Uno dei capolavori del genio di Stanley Kubrick
Dodicesimo e penultimo lungometraggio diretto da Stanley Kubrick, Full Metal Jacket riporta a uno dei temi portanti della filosofia del regista statunitense, la guerra intesa non come atto bellico tra Stati ma come immersione del singolo nella dialettica fra realtà ed elemento allucinatorio. Il Vietnam-movie kubrickiano schiva tutti i cliché del genere e allo stesso tempo si tiene alla larga da qualsiasi riflessione di stampo morale o strettamente politico. Un viaggio che parte dal documento del campo di addestramento (che contiene riflessi del Wiseman di Basic Training) e arriva all’onirismo delle truppe che cantano la Marcia di Topolino.
Con lui ammazziamo e con questo chiaviam!
Campo di addestramento dei Marines di Parris Island, Carolina del Sud, 1967. Un plotone di giovani coscritti si arruola per prepararsi alla guerra del Vietnam e viene affidato alle cure del Sergente maggiore Hartman, un uomo duro, burbero, crudele e spietato. Per fare in modo che i giovani soldati si trasformino in perfetti strumenti di morte, Hartman li sottopone ad un durissimo addestramento fisico, nonché a insulti mortificanti e soprannomi ignobili. Quegli stessi soldati affronteranno poi l’inferno vietnamita.
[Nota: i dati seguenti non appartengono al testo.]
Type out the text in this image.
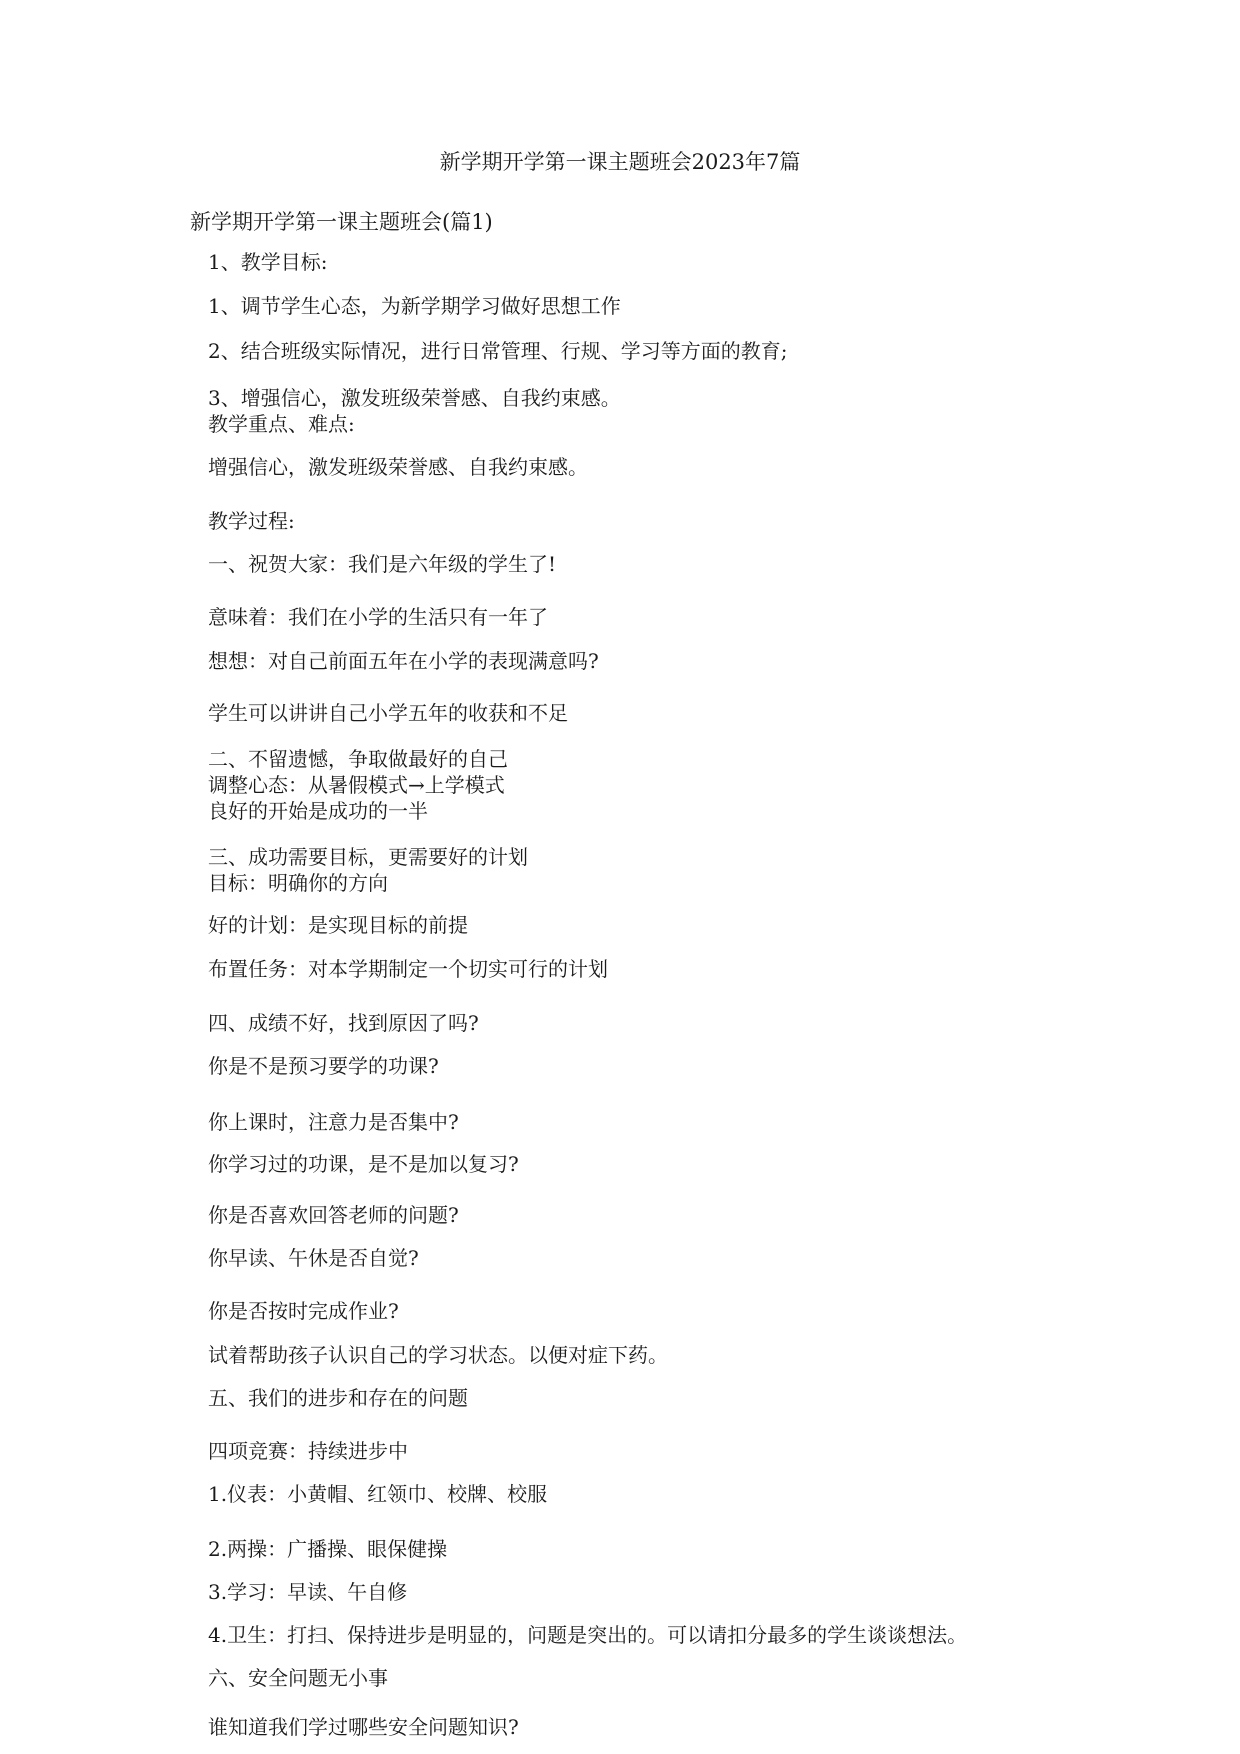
新学期开学第一课主题班会2023年7篇
新学期开学第一课主题班会(篇1)
1、教学目标:
1、调节学生心态，为新学期学习做好思想工作
2、结合班级实际情况，进行日常管理、行规、学习等方面的教育;
3、增强信心，激发班级荣誉感、自我约束感。
教学重点、难点:
增强信心，激发班级荣誉感、自我约束感。
教学过程:
一、祝贺大家：我们是六年级的学生了!
意味着：我们在小学的生活只有一年了
想想：对自己前面五年在小学的表现满意吗?
学生可以讲讲自己小学五年的收获和不足
二、不留遗憾，争取做最好的自己
调整心态：从暑假模式→上学模式
良好的开始是成功的一半
三、成功需要目标，更需要好的计划
目标：明确你的方向
好的计划：是实现目标的前提
布置任务：对本学期制定一个切实可行的计划
四、成绩不好，找到原因了吗?
你是不是预习要学的功课?
你上课时，注意力是否集中?
你学习过的功课，是不是加以复习?
你是否喜欢回答老师的问题?
你早读、午休是否自觉?
你是否按时完成作业?
试着帮助孩子认识自己的学习状态。以便对症下药。
五、我们的进步和存在的问题
四项竞赛：持续进步中
1.仪表：小黄帽、红领巾、校牌、校服
2.两操：广播操、眼保健操
3.学习：早读、午自修
4.卫生：打扫、保持进步是明显的，问题是突出的。可以请扣分最多的学生谈谈想法。
六、安全问题无小事
谁知道我们学过哪些安全问题知识?
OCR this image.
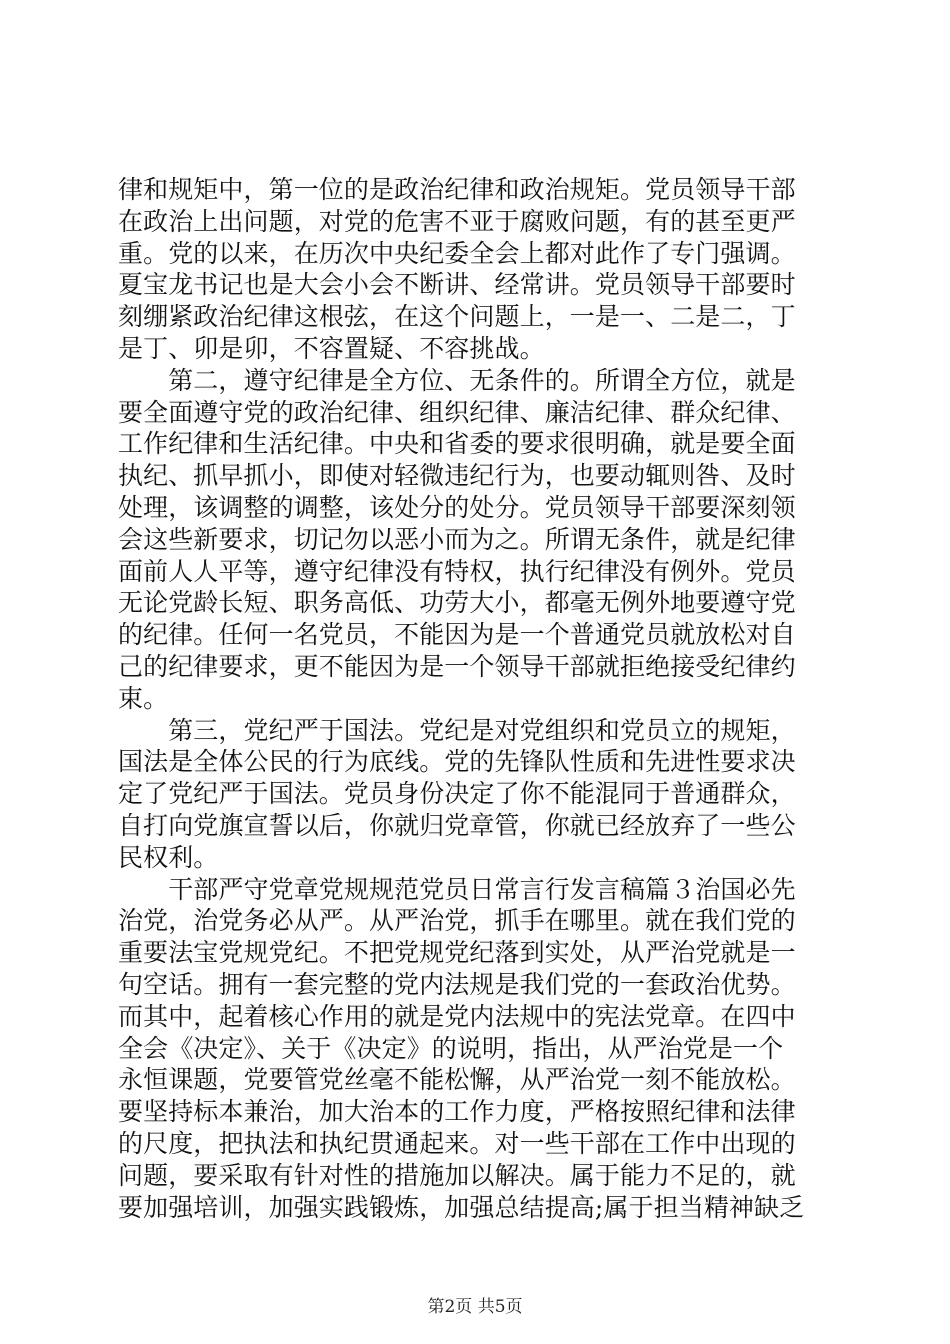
律和规矩中，第一位的是政治纪律和政治规矩。党员领导干部
在政治上出问题，对党的危害不亚于腐败问题，有的甚至更严
重。党的以来，在历次中央纪委全会上都对此作了专门强调。
夏宝龙书记也是大会小会不断讲、经常讲。党员领导干部要时
刻绷紧政治纪律这根弦，在这个问题上，一是一、二是二，丁
是丁、卯是卯，不容置疑、不容挑战。
　　第二，遵守纪律是全方位、无条件的。所谓全方位，就是
要全面遵守党的政治纪律、组织纪律、廉洁纪律、群众纪律、
工作纪律和生活纪律。中央和省委的要求很明确，就是要全面
执纪、抓早抓小，即使对轻微违纪行为，也要动辄则咎、及时
处理，该调整的调整，该处分的处分。党员领导干部要深刻领
会这些新要求，切记勿以恶小而为之。所谓无条件，就是纪律
面前人人平等，遵守纪律没有特权，执行纪律没有例外。党员
无论党龄长短、职务高低、功劳大小，都毫无例外地要遵守党
的纪律。任何一名党员，不能因为是一个普通党员就放松对自
己的纪律要求，更不能因为是一个领导干部就拒绝接受纪律约
束。
　　第三，党纪严于国法。党纪是对党组织和党员立的规矩，
国法是全体公民的行为底线。党的先锋队性质和先进性要求决
定了党纪严于国法。党员身份决定了你不能混同于普通群众，
自打向党旗宣誓以后，你就归党章管，你就已经放弃了一些公
民权利。
　　干部严守党章党规规范党员日常言行发言稿篇３治国必先
治党，治党务必从严。从严治党，抓手在哪里。就在我们党的
重要法宝党规党纪。不把党规党纪落到实处，从严治党就是一
句空话。拥有一套完整的党内法规是我们党的一套政治优势。
而其中，起着核心作用的就是党内法规中的宪法党章。在四中
全会《决定》、关于《决定》的说明，指出，从严治党是一个
永恒课题，党要管党丝毫不能松懈，从严治党一刻不能放松。
要坚持标本兼治，加大治本的工作力度，严格按照纪律和法律
的尺度，把执法和执纪贯通起来。对一些干部在工作中出现的
问题，要采取有针对性的措施加以解决。属于能力不足的，就
要加强培训，加强实践锻炼，加强总结提高;属于担当精神缺乏
第2页 共5页
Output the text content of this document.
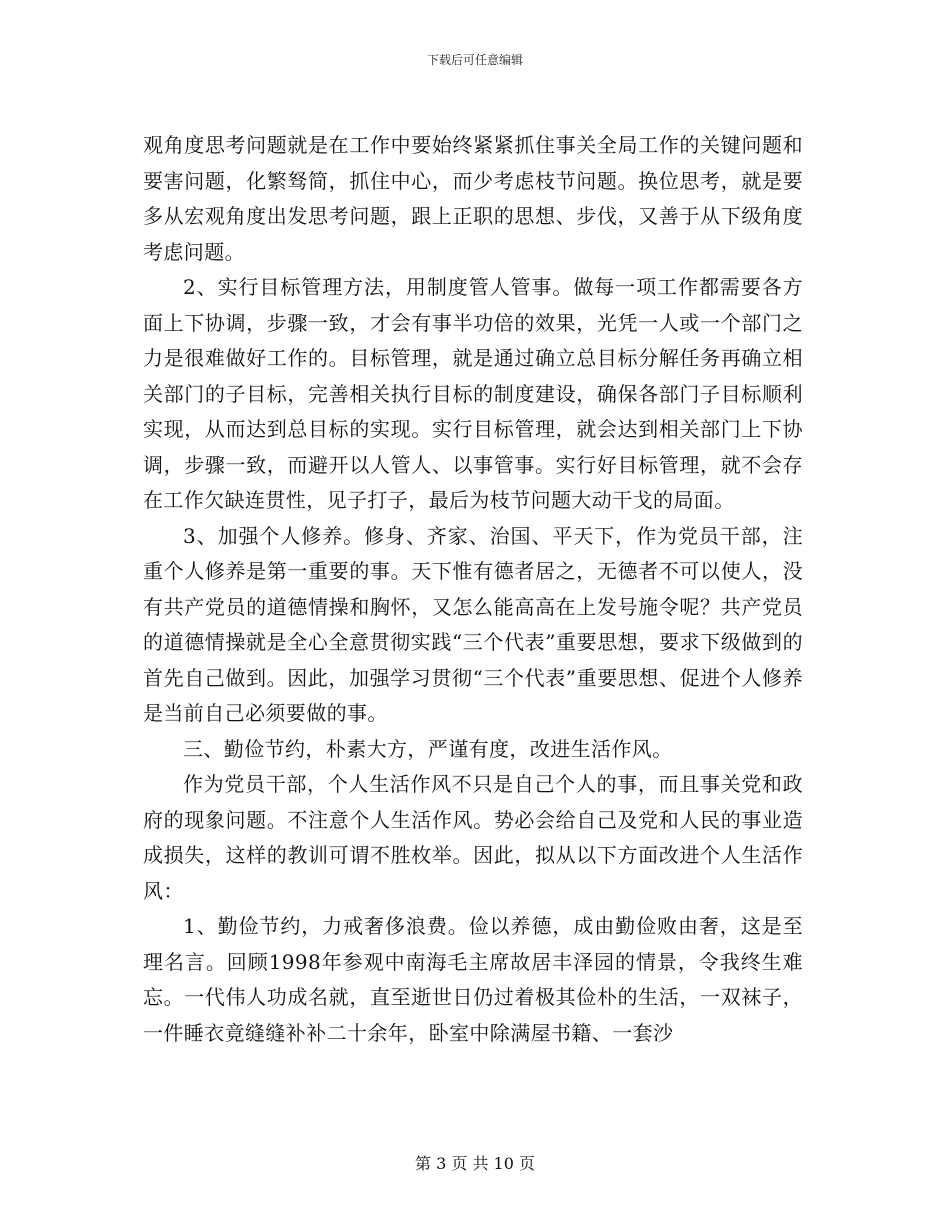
下载后可任意编辑

观角度思考问题就是在工作中要始终紧紧抓住事关全局工作的关键问题和要害问题，化繁驽简，抓住中心，而少考虑枝节问题。换位思考，就是要多从宏观角度出发思考问题，跟上正职的思想、步伐，又善于从下级角度考虑问题。

2、实行目标管理方法，用制度管人管事。做每一项工作都需要各方面上下协调，步骤一致，才会有事半功倍的效果，光凭一人或一个部门之力是很难做好工作的。目标管理，就是通过确立总目标分解任务再确立相关部门的子目标，完善相关执行目标的制度建设，确保各部门子目标顺利实现，从而达到总目标的实现。实行目标管理，就会达到相关部门上下协调，步骤一致，而避开以人管人、以事管事。实行好目标管理，就不会存在工作欠缺连贯性，见子打子，最后为枝节问题大动干戈的局面。

3、加强个人修养。修身、齐家、治国、平天下，作为党员干部，注重个人修养是第一重要的事。天下惟有德者居之，无德者不可以使人，没有共产党员的道德情操和胸怀，又怎么能高高在上发号施令呢？共产党员的道德情操就是全心全意贯彻实践“三个代表”重要思想，要求下级做到的首先自己做到。因此，加强学习贯彻“三个代表”重要思想、促进个人修养是当前自己必须要做的事。

三、勤俭节约，朴素大方，严谨有度，改进生活作风。

作为党员干部，个人生活作风不只是自己个人的事，而且事关党和政府的现象问题。不注意个人生活作风。势必会给自己及党和人民的事业造成损失，这样的教训可谓不胜枚举。因此，拟从以下方面改进个人生活作风：

1、勤俭节约，力戒奢侈浪费。俭以养德，成由勤俭败由奢，这是至理名言。回顾1998年参观中南海毛主席故居丰泽园的情景，令我终生难忘。一代伟人功成名就，直至逝世日仍过着极其俭朴的生活，一双袜子，一件睡衣竟缝缝补补二十余年，卧室中除满屋书籍、一套沙

第 3 页 共 10 页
Fra tutti gli elementi della narrazione che trovano all’interno della filmografia di Stanley Kubrick un richiamo, un rimando ripetuto e reiterato, la guerra (e la sua rappresentazione) assume un ruolo centrale. Dopotutto già il suo esordio, quel Paura e desiderio che fino a un decennio or sono risultava pressoché invisibile – rimosso per stessa volontà del regista, che lo aveva disconosciuto – mette in scena un plotone di soldati in terra nemica. Se la riflessione sul conflitto bellico troverà il suo punto di non ritorno dapprima nell’afflato disilluso ma utopico del giovanile Orizzonti di gloria e poi nell’epica disillusa e priva di utopia del maturo Full Metal Jacket, l’animosità bellicosa emerge con forza tanto in Spartacus quanto in Lolita, mentre la basica nozione di guerra, intesa nella sua forma primigenia (la contrapposizione anche fisica all’altro, la materializzazione del duello) è il filo rosso che attraversa quasi tutte le regie di Kubrick.